SMART SENSORS: VITAL TO HIGH PERFORMANCE IoT NETWORKS

Going far beyond traditional simple switches or value/threshold sensors, smart sensors provide much richer insight using the complex high-fidelity signals originating from accelerometer, gyroscopic, electrode, vibration, thermal imaging, optical, audio, and pressure / strain sensor inputs.  But they do not stop there as these high data rate raw signals would otherwise quickly overwhelm downstream networks with massive amounts of redundant or useless data.

Instead, smart sensors locally process their physical raw sensor signals using techniques such as pattern recognition and machine learning to provide only information of value to upstream nodes in the network.  Their role can often make or break  the entire IoT application where bandwidth limitations, security/data privacy, latency, local real-time response, battery life, and wireless endpoint considerations are key factors.

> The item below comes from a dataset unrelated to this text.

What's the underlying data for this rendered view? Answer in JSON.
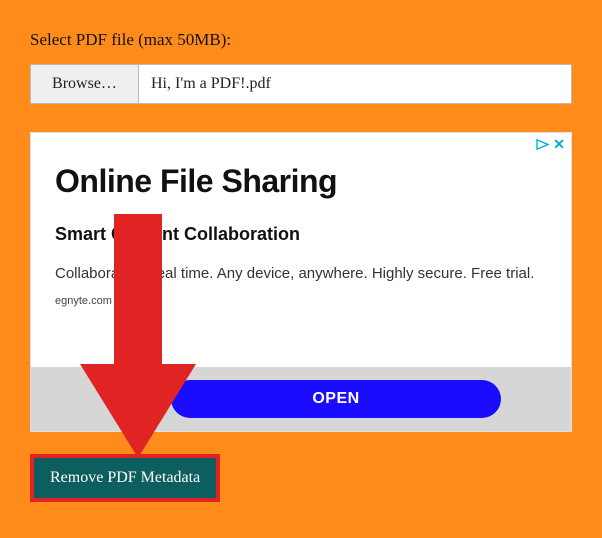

SensiML TRANSFORMS HOW SMART SENSOR ALGORITHMS GET BUILT

Creating smart sensors that run efficiently and provide accurate meaningful insights can provide substantial IoT product benefits but is highly challenging in terms of required time, cost, and team skillsets.  The time has come for a smart development toolkit that breaks down these barriers allowing all device builders big and small to truly innovate with smart sensors without the burden and constraints of hand-coding algorithms.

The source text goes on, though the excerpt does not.